Craniofacial and Skeletal Diseases Branch, National Institute of Dental and Craniofacial Research, National Institutes of Health/DHHS, 9000 Rockville Pike, Bethesda, MD, USA 20892-4320, USA.
J Bone Miner Res. 2012 Jun;27(6):1309-21. doi: 10.1002/jbmr.1573.
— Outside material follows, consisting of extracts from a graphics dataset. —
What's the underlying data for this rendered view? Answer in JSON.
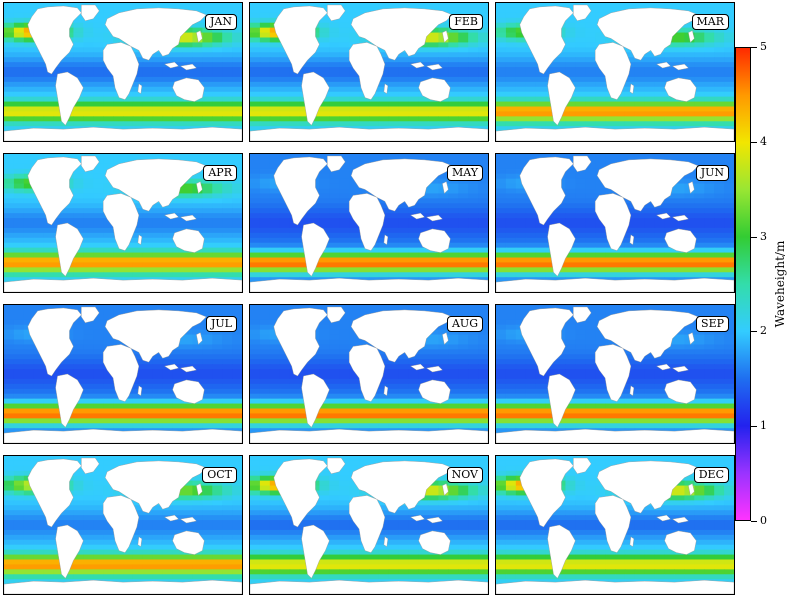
{
  "figure": {
    "panels": [
      {
        "month": "JAN",
        "row": 0,
        "col": 0,
        "intensity": "winter_nh"
      },
      {
        "month": "FEB",
        "row": 0,
        "col": 1,
        "intensity": "winter_nh"
      },
      {
        "month": "MAR",
        "row": 0,
        "col": 2,
        "intensity": "spring"
      },
      {
        "month": "APR",
        "row": 1,
        "col": 0,
        "intensity": "spring"
      },
      {
        "month": "MAY",
        "row": 1,
        "col": 1,
        "intensity": "winter_sh"
      },
      {
        "month": "JUN",
        "row": 1,
        "col": 2,
        "intensity": "winter_sh"
      },
      {
        "month": "JUL",
        "row": 2,
        "col": 0,
        "intensity": "winter_sh"
      },
      {
        "month": "AUG",
        "row": 2,
        "col": 1,
        "intensity": "winter_sh"
      },
      {
        "month": "SEP",
        "row": 2,
        "col": 2,
        "intensity": "winter_sh"
      },
      {
        "month": "OCT",
        "row": 3,
        "col": 0,
        "intensity": "autumn"
      },
      {
        "month": "NOV",
        "row": 3,
        "col": 1,
        "intensity": "winter_nh"
      },
      {
        "month": "DEC",
        "row": 3,
        "col": 2,
        "intensity": "winter_nh"
      }
    ]
  },
  "colorbar": {
    "title": "Waveheight/m",
    "range": [
      0,
      5
    ],
    "ticks": [
      "0",
      "1",
      "2",
      "3",
      "4",
      "5"
    ],
    "colors": [
      "#ff33ff",
      "#9933ff",
      "#2222ee",
      "#1f6ff0",
      "#33ccff",
      "#33ddaa",
      "#33cc33",
      "#99e633",
      "#f2e600",
      "#ff9900",
      "#ff2a00"
    ]
  }
}
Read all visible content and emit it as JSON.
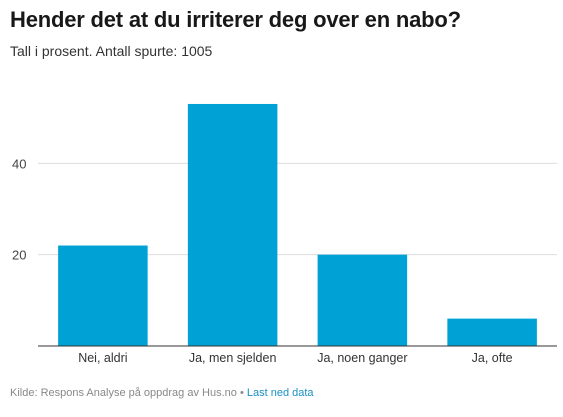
{
  "header": {
    "title": "Hender det at du irriterer deg over en nabo?",
    "subtitle": "Tall i prosent. Antall spurte: 1005"
  },
  "footer": {
    "source": "Kilde: Respons Analyse på oppdrag av Hus.no",
    "separator": "•",
    "download_link": "Last ned data"
  },
  "colors": {
    "bar": "#00a2d6",
    "grid": "#dddddd",
    "axis": "#333333",
    "link": "#1a8fc4"
  },
  "chart_data": {
    "type": "bar",
    "title": "Hender det at du irriterer deg over en nabo?",
    "subtitle": "Tall i prosent. Antall spurte: 1005",
    "categories": [
      "Nei, aldri",
      "Ja, men sjelden",
      "Ja, noen ganger",
      "Ja, ofte"
    ],
    "values": [
      22,
      53,
      20,
      6
    ],
    "xlabel": "",
    "ylabel": "",
    "ylim": [
      0,
      60
    ],
    "yticks": [
      20,
      40
    ],
    "grid": true,
    "legend": "none"
  }
}
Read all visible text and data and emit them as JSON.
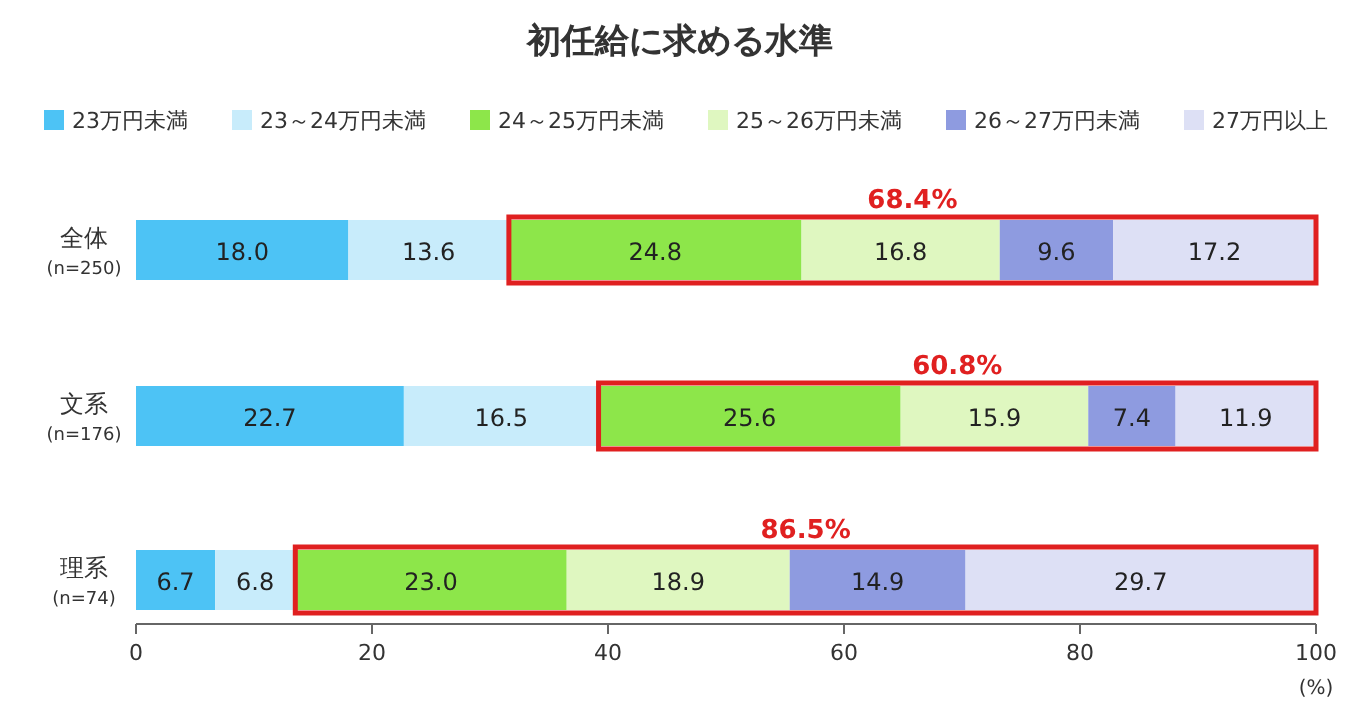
{
  "chart_data": {
    "type": "bar",
    "orientation": "horizontal",
    "stacked": true,
    "title": "初任給に求める水準",
    "categories": [
      "全体\n(n=250)",
      "文系\n(n=176)",
      "理系\n(n=74)"
    ],
    "series": [
      {
        "name": "23万円未満",
        "color": "#4dc3f5",
        "values": [
          18.0,
          22.7,
          6.7
        ],
        "value_labels": [
          "18.0",
          "22.7",
          "6.7"
        ]
      },
      {
        "name": "23～24万円未満",
        "color": "#c8ecfb",
        "values": [
          13.6,
          16.5,
          6.8
        ],
        "value_labels": [
          "13.6",
          "16.5",
          "6.8"
        ]
      },
      {
        "name": "24～25万円未満",
        "color": "#8de64a",
        "values": [
          24.8,
          25.6,
          23.0
        ],
        "value_labels": [
          "24.8",
          "25.6",
          "23.0"
        ]
      },
      {
        "name": "25～26万円未満",
        "color": "#dff7c0",
        "values": [
          16.8,
          15.9,
          18.9
        ],
        "value_labels": [
          "16.8",
          "15.9",
          "18.9"
        ]
      },
      {
        "name": "26～27万円未満",
        "color": "#8e9be0",
        "values": [
          9.6,
          7.4,
          14.9
        ],
        "value_labels": [
          "9.6",
          "7.4",
          "14.9"
        ]
      },
      {
        "name": "27万円以上",
        "color": "#dde0f5",
        "values": [
          17.2,
          11.9,
          29.7
        ],
        "value_labels": [
          "17.2",
          "11.9",
          "29.7"
        ]
      }
    ],
    "annotations": [
      "68.4%",
      "60.8%",
      "86.5%"
    ],
    "xlim": [
      0,
      100
    ],
    "xticks": [
      0,
      20,
      40,
      60,
      80,
      100
    ],
    "xlabel": "(%)",
    "legend": "top"
  }
}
Families with nonsyndromic dentinogenesis imperfecta (DGI) and the milder, dentin dysplasia (DD), have mutations in one allele of the dentin sialophosphoprotein (DSPP) gene. Because loss of a single Dspp allele in mice (and likely, humans) causes no dental phenotype, the mechanism(s) underling the dominant negative effects were investigated. DSPP mutations occur in three classes. (The first class, the mid-leader missense mutation, Y6D, was not investigated in this report.) All other 5′ mutations of DSPP result in changes/loss in the first three amino acids (isoleucine-proline-valine [IPV]) of mature DSPP or, for the A15V missense mutation, some retention of the hydrophobic leader sequence. All of this second class of mutations caused mutant DSPP to be retained in the rough endoplasmic reticulum (rER) of transfected HEK293 cells. Trafficking out of the rER by coexpressed normal DSPP was reduced in a dose-responsive manner, probably due to formation of Ca2+-dependent complexes with the retained mutant DSPP. IPV-like sequences begin many secreted Ca2+-binding proteins, and changing the third amino acid to the charged aspartate (D) in three other acidic proteins also caused increased rER accumulation. Both the leader-retaining A15V and the long string of hydrophobic amino acids resulting from all known frameshift mutations within the 3′-encoded Ca2+-binding repeat domain (third class of mutations) caused retention by association of the mutant proteins with rER membranes. More 5′ frameshift mutations result in longer mutant hydrophobic domains, but the milder phenotype, DD, probably due to lower effectiveness of the remaining, shorter Ca2+-binding domain in capturing normal DSPP protein within the rER. This study presents evidence of a shared underlying mechanism of capturing of normal DSPP by two different classes of DSPP mutations and offers an explanation for the mild (DD-II) versus severe (DGI-II and III) nonsyndromic dentin phenotypes. Evidence is also presented that many acidic, Ca2+-binding proteins may use the same IPV-like receptor/pathway for exiting the rER.
非综合征型牙本质发育不全(DGI)和轻度牙本质发育不全(DD)的家族携带有 dentin sialophosphoprotein(DSPP)基因突变。由于在小鼠(可能还有人类)中缺失一个 Dspp 等位基因不会导致任何牙齿表型,因此研究了导致显性负效应的机制。DSPP 突变分为三类。(本报告未研究第一类中间先导区错义突变 Y6D。)DSPP 的所有其他 5′突变导致成熟 DSPP 的前三个氨基酸(异亮氨酸-脯氨酸-缬氨酸 [IPV])发生变化/缺失,或者对于 A15V 错义突变,保留一些疏水性先导序列。第二类所有突变导致突变型 DSPP 滞留在转染的 HEK293 细胞的粗面内质网(rER)中。通过共表达正常的 DSPP 从 rER 中的转运以剂量依赖性方式减少,这可能是由于与保留的突变型 DSPP 形成 Ca2+依赖性复合物所致。像 IPV 这样的序列开始许多分泌型 Ca2+结合蛋白,并且将三个其他酸性蛋白中的第三个氨基酸改变为带电荷的天冬氨酸(D)也会导致 rER 积累增加。A15V 保留先导区和所有已知的 3′编码 Ca2+结合重复结构域内的框架移位突变导致的长疏水区段(第三类突变)都导致突变蛋白与 rER 膜结合而滞留。更多的 5′框架移位突变导致更长的突变疏水区段,但表型较轻,DD,可能是由于较短的 Ca2+结合结构域在 rER 中捕获正常 DSPP 蛋白的效率较低所致。本研究提供了证据证明两种不同类型的 DSPP 突变通过共同的潜在机制捕获正常 DSPP,并为非综合征性牙本质表型的轻度(DD-II)与重度(DGI-II 和 III)提供了解释。还提出了证据表明,许多酸性、Ca2+结合蛋白可能使用相同的 IPV 样受体/途径从 rER 中输出。